Hey thanks for the input.
More information: both the barrel (dog ears) and the rod end are worn badly in my opinion. Almost egg shaped on the rod end. When I first took it apart I could see bushing 360 degrees in the rod end. thinking it was just bushing wear(the pins look fine) I order new bushing. What came was from brokentractor was just very thin steel bushing. My guess is the OEM bushing were neglected, the rod ends wore and I bought a tractor that someone had just thrown new bushing in and resold. The thin bushing is now eggshaped. The four dog ears are sloppy from years of banging I guess.

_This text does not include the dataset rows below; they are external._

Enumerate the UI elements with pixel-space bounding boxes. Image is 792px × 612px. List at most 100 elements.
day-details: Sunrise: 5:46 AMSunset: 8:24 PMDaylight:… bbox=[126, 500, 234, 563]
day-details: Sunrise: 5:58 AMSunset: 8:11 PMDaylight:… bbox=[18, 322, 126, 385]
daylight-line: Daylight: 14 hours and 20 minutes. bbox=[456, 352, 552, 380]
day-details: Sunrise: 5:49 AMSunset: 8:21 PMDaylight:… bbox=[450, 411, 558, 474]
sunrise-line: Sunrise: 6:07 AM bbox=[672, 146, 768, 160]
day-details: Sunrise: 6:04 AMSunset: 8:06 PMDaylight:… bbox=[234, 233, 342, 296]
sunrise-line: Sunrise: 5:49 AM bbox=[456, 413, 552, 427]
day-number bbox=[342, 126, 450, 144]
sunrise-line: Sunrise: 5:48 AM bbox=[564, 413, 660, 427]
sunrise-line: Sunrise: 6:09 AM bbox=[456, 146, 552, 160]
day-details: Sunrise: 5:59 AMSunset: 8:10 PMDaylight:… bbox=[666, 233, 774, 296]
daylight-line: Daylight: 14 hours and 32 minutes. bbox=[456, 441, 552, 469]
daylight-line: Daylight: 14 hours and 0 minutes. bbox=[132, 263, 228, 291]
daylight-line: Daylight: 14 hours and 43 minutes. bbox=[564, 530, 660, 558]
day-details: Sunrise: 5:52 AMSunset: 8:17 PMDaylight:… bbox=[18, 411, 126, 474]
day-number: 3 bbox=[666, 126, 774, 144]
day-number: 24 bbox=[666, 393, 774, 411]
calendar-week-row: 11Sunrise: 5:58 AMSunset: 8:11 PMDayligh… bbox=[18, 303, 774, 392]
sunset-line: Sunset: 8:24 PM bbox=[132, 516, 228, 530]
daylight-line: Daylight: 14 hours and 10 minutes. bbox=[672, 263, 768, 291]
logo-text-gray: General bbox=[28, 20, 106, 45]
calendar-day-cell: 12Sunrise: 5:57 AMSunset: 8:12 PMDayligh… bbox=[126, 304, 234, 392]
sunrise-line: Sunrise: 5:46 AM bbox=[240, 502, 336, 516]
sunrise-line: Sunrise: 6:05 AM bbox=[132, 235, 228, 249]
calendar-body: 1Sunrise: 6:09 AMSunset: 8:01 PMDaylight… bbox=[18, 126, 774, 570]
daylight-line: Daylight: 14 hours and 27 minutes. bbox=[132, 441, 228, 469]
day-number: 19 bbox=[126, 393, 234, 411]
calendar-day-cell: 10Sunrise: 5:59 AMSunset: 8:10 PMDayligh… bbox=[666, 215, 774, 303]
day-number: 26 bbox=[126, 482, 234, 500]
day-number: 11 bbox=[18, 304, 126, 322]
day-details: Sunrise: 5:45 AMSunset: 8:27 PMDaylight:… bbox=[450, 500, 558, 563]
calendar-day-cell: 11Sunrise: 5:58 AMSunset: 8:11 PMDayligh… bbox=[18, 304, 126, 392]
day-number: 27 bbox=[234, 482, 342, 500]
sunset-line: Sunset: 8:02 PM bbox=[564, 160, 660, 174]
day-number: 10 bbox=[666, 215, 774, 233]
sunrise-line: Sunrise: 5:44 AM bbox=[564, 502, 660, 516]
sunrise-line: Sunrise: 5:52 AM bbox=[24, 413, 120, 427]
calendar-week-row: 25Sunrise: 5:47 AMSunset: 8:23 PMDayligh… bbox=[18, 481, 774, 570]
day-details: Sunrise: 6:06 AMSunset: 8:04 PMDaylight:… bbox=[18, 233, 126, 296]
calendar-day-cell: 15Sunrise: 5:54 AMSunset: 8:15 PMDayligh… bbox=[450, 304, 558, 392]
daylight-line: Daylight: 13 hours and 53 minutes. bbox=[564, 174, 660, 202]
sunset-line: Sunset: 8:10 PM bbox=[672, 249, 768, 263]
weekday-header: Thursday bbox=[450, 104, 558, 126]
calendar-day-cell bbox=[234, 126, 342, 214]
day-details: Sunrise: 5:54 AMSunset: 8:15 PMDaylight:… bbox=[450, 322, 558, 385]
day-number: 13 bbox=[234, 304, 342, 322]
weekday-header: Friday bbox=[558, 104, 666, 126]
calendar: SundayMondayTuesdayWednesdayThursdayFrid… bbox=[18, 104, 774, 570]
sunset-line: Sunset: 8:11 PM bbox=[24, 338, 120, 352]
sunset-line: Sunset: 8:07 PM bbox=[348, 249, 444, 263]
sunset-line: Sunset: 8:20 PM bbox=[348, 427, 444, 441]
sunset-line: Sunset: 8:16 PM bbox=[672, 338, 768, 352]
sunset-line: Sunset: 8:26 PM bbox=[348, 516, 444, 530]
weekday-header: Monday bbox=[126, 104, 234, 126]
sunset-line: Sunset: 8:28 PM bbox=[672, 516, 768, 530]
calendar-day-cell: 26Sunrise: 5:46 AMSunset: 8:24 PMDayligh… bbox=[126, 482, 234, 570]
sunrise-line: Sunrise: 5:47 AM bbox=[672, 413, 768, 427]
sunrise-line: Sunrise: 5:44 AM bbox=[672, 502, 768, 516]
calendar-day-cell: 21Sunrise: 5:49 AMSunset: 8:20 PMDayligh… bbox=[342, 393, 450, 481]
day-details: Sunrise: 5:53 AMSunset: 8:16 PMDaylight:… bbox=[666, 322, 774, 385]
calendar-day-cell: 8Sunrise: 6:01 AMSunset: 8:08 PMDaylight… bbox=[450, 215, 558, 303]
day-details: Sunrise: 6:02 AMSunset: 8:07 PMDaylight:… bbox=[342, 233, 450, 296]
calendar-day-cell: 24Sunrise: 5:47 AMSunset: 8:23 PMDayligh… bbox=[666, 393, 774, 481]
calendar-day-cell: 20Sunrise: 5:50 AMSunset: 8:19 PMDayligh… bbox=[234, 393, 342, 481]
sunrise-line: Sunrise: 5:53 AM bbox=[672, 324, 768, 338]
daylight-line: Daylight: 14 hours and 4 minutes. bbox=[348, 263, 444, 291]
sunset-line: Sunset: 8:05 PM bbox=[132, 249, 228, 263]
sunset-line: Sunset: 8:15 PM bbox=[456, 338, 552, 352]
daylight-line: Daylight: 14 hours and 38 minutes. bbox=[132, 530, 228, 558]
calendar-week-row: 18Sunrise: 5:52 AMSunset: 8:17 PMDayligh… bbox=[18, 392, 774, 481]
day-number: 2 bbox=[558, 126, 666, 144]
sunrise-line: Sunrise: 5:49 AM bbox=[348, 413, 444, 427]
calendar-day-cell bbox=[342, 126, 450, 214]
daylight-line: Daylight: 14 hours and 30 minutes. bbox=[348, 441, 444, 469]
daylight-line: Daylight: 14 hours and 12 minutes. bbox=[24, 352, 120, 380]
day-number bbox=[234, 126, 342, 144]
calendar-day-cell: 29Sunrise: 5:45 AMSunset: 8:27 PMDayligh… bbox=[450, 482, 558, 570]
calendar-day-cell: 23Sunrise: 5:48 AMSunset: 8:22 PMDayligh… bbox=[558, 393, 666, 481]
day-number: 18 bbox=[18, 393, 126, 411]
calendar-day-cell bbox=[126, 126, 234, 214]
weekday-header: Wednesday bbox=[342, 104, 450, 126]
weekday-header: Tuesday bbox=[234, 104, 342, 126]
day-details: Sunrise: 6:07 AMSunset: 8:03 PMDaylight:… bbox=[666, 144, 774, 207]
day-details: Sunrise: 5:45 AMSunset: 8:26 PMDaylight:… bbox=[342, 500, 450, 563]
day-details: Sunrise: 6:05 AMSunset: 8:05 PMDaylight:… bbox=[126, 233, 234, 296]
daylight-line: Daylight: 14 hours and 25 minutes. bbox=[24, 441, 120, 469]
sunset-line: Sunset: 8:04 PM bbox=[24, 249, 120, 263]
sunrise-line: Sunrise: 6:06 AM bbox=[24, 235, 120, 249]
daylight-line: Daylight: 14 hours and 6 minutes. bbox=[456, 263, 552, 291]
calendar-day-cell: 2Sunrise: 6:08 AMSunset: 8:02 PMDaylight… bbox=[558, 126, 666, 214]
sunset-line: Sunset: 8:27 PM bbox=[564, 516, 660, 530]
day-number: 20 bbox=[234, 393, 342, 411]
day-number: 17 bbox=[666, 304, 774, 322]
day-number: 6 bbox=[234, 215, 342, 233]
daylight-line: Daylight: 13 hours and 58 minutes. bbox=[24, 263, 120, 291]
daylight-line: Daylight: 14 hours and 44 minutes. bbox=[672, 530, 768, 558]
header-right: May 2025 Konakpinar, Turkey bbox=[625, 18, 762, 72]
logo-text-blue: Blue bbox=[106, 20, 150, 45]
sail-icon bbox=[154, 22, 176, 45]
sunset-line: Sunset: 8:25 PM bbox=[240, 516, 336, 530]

Poor design IMO.
I also thought that taking them to a machine shop and having them overbored and bushed would be cheaper. I went to two places. Not the case in my neck of the woods, well not much cheaper anyway when you bore them and build new bushings.
I checked with Nortrax. Complete JD unit is $2,400 each. JD Rod is $900 each. JD barrel is not available. Would need seals also. Also through Nortrax, aftermarket direct replacement complete unit is $700 each plus freight.
It kills me to spend $14-1,500 on cylinders but it seems like the right thing to do at this point. Figure these have new seals and future bushing and pins would remain OEM size.
What are the old cylinders worth? $250 pair maybe? Someone with broken dog ear could use these. I may adapt them for use as an adjustable three point hitch top link cylinder too.